Lenny Callas Says Her Life Is Now 'Hectic,' But Wouldn't Have It Any Other Way
Lenny Callas, a Hurricane Sandy volunteer, opened her home to a mother and her children after they were displaced by the storm. (Photo: CBS 2)

Lenny Callas, a Hurricane Sandy volunteer, opened her home to a mother and her children after they were displaced by the storm. (Photo: CBS 2)

Superstorm Sandy

FAR ROCKAWAY, N.Y. (CBSNewYork) — It has been a month since Superstorm Sandy and thousands of New Yorkers continue to make their living arrangements almost day-to-day.  Some are staying with family; others with friends.

But as CBS 2’s Lou Young reported Thursday, a few have moved in with people who started out as strangers.

It’s a tight fit in the Callas home these days: two families sharing the same space. People from Astoria made room for victims of the storm — a displaced mother and her two children.

“It’s really hectic. It’s four children, two women, one husband. It’s busy. It’s food. It’s transportation. It’s twice the work one family would be,” Lenny Callas said.

But it’s an imperative since Callas visited Kizzie Parker’s dark, damp, moldy apartment as a volunteer in the Far Rockaway flood zone. At first, Parker said she resisted the idea but gave in three days ago as it got colder and colder inside.

“I struggled all my life and worked hard to get the things I have. It’s hard,” Parker said.

This arrangement wasn’t anyone’s first choice. Callas has been working with four agencies trying to get the family help – the Federal Emergency Management Agency, NYC, Red Cross, and Catholic Charities, but it’s taking time, time the family doesn’t have.

“This is a single mother, she’s wonderful. Her children are amazing and she was living in the dark,” Callas said, adding when Young said it’s one thing to volunteer and another to open up your home, “Yes, but if you can you should. At least I do.”

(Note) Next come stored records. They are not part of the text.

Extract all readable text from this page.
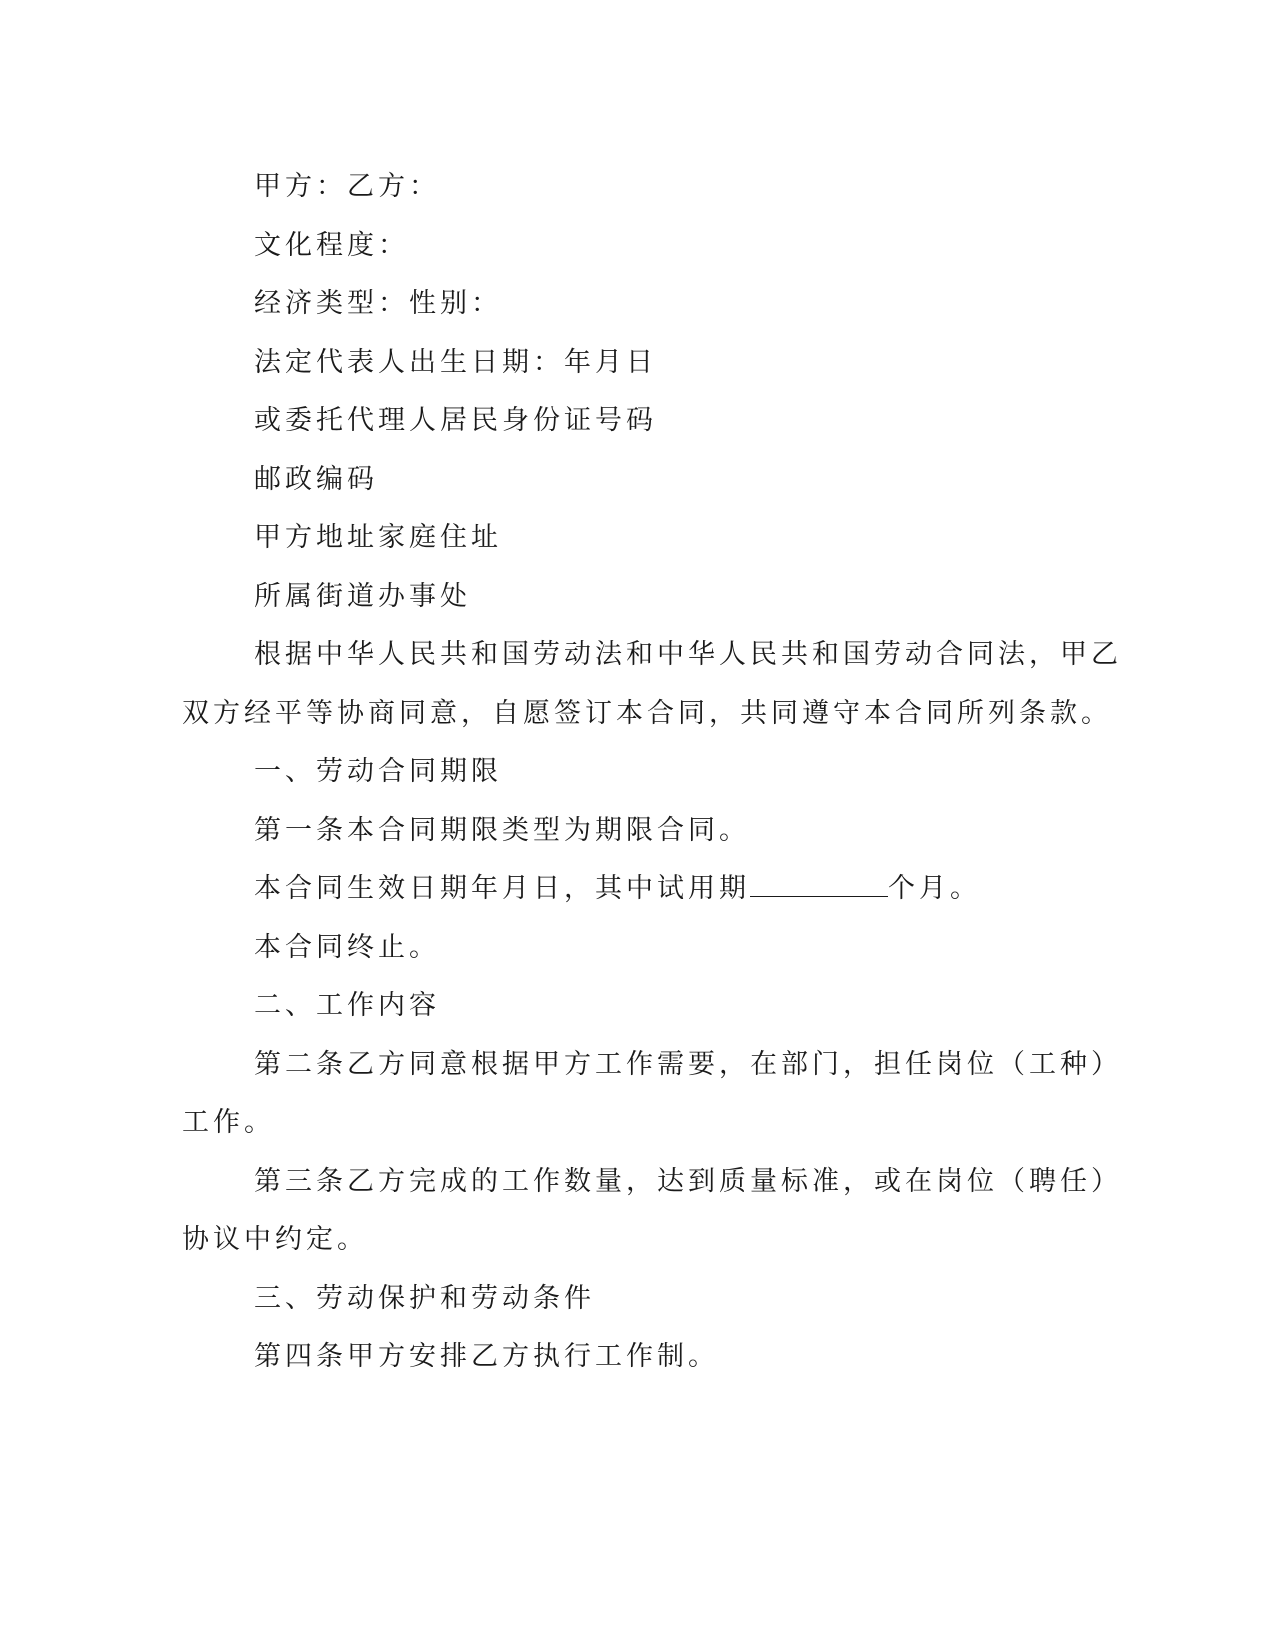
甲方：乙方：
文化程度：
经济类型：性别：
法定代表人出生日期：年月日
或委托代理人居民身份证号码
邮政编码
甲方地址家庭住址
所属街道办事处
根据中华人民共和国劳动法和中华人民共和国劳动合同法，甲乙
双方经平等协商同意，自愿签订本合同，共同遵守本合同所列条款。
一、劳动合同期限
第一条本合同期限类型为期限合同。
本合同生效日期年月日，其中试用期	个月。
本合同终止。
二、工作内容
第二条乙方同意根据甲方工作需要，在部门，担任岗位（工种）
工作。
第三条乙方完成的工作数量，达到质量标准，或在岗位（聘任）
协议中约定。
三、劳动保护和劳动条件
第四条甲方安排乙方执行工作制。
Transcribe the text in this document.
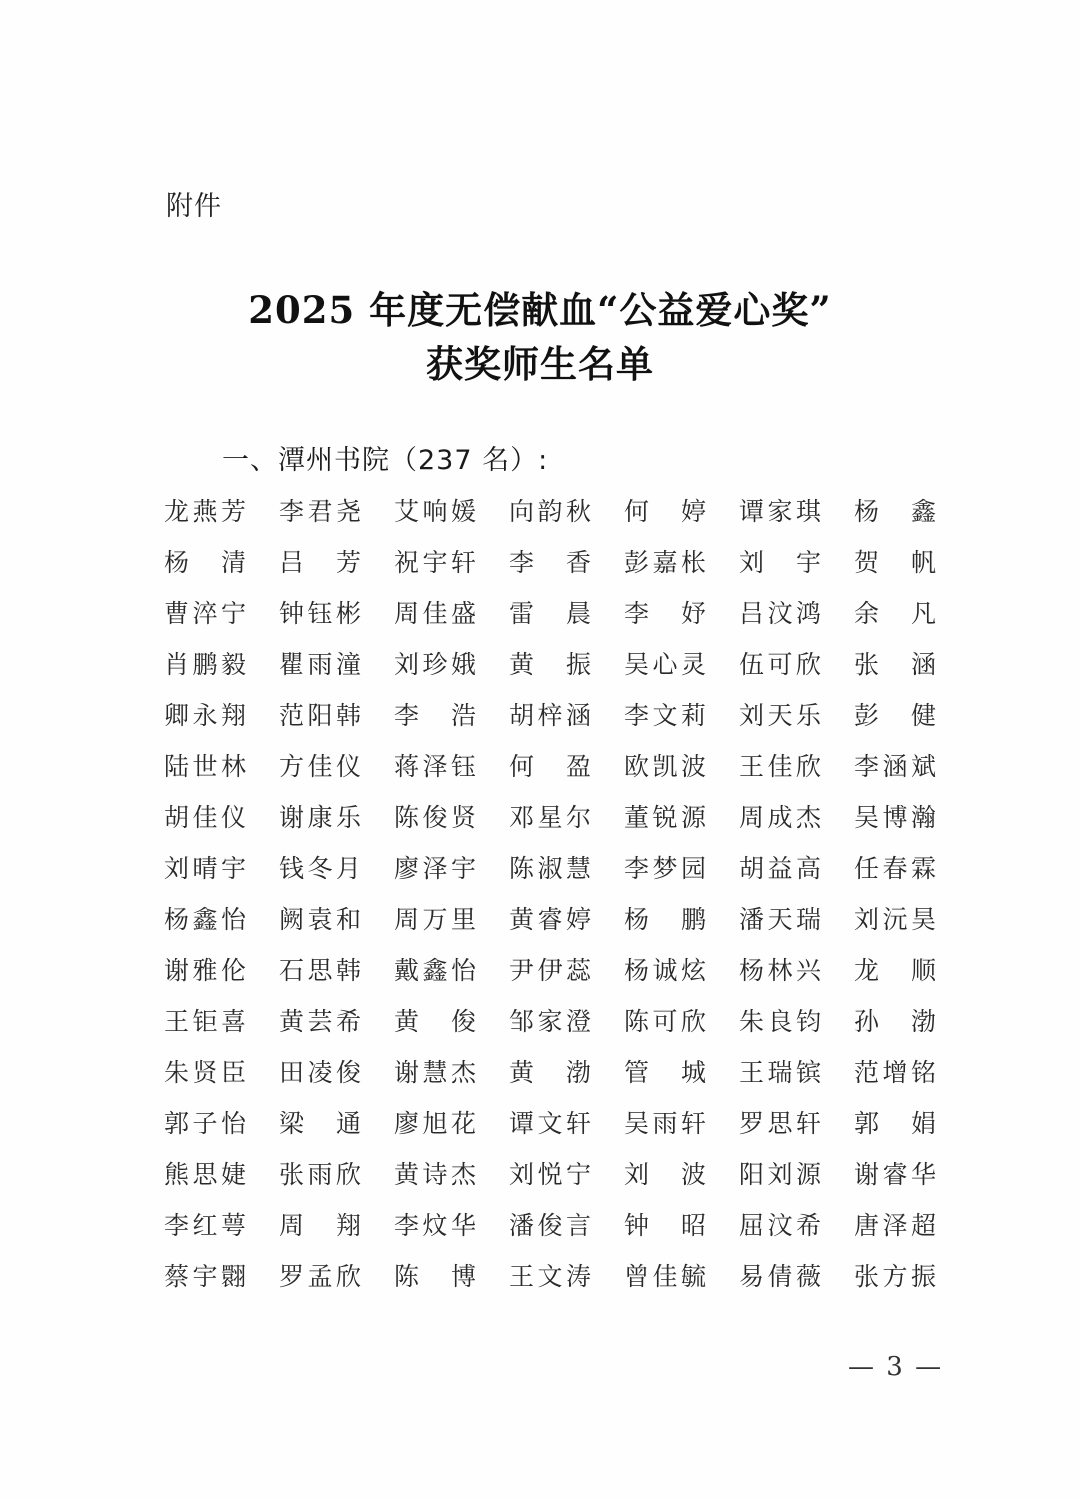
附件
2025 年度无偿献血“公益爱心奖”
获奖师生名单
一、潭州书院（237 名）:
龙 燕 芳 李 君 尧 艾 响 媛 向 韵 秋 何 婷 谭 家 琪 杨 鑫
杨 清 吕 芳 祝 宇 轩 李 香 彭 嘉 枨 刘 宇 贺 帆
曹 淬 宁 钟 钰 彬 周 佳 盛 雷 晨 李 妤 吕 汶 鸿 余 凡
肖 鹏 毅 瞿 雨 潼 刘 珍 娥 黄 振 吴 心 灵 伍 可 欣 张 涵
卿 永 翔 范 阳 韩 李 浩 胡 梓 涵 李 文 莉 刘 天 乐 彭 健
陆 世 林 方 佳 仪 蒋 泽 钰 何 盈 欧 凯 波 王 佳 欣 李 涵 斌
胡 佳 仪 谢 康 乐 陈 俊 贤 邓 星 尔 董 锐 源 周 成 杰 吴 博 瀚
刘 晴 宇 钱 冬 月 廖 泽 宇 陈 淑 慧 李 梦 园 胡 益 高 任 春 霖
杨 鑫 怡 阙 袁 和 周 万 里 黄 睿 婷 杨 鹏 潘 天 瑞 刘 沅 昊
谢 雅 伦 石 思 韩 戴 鑫 怡 尹 伊 蕊 杨 诚 炫 杨 林 兴 龙 顺
王 钜 喜 黄 芸 希 黄 俊 邹 家 澄 陈 可 欣 朱 良 钧 孙 渤
朱 贤 臣 田 凌 俊 谢 慧 杰 黄 渤 管 城 王 瑞 镔 范 增 铭
郭 子 怡 梁 通 廖 旭 花 谭 文 轩 吴 雨 轩 罗 思 轩 郭 娟
熊 思 婕 张 雨 欣 黄 诗 杰 刘 悦 宁 刘 波 阳 刘 源 谢 睿 华
李 红 萼 周 翔 李 炆 华 潘 俊 言 钟 昭 屈 汶 希 唐 泽 超
蔡 宇 翾 罗 孟 欣 陈 博 王 文 涛 曾 佳 毓 易 倩 薇 张 方 振
— 3 —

“When I got here they made me feel so comfortable. They made me feel like we were family and that’s how I been feeling ever since I been here,” Parker added.

But it isn’t easy. Kizziah Rowe, Parker’s 14-year-old daughter, has had to change schools.

“I feel OK here. It’s nice. They’re nice to us,” Rowe said.

Parker said she doesn’t expect to stay in Astoria. She hopes to relocate somewhere in Queens, and is pretty sure she’s never going back to her real home.

Callas said she expects Parker and her children will be with her for several more weeks. She described her commitment, though, as “open-ended.”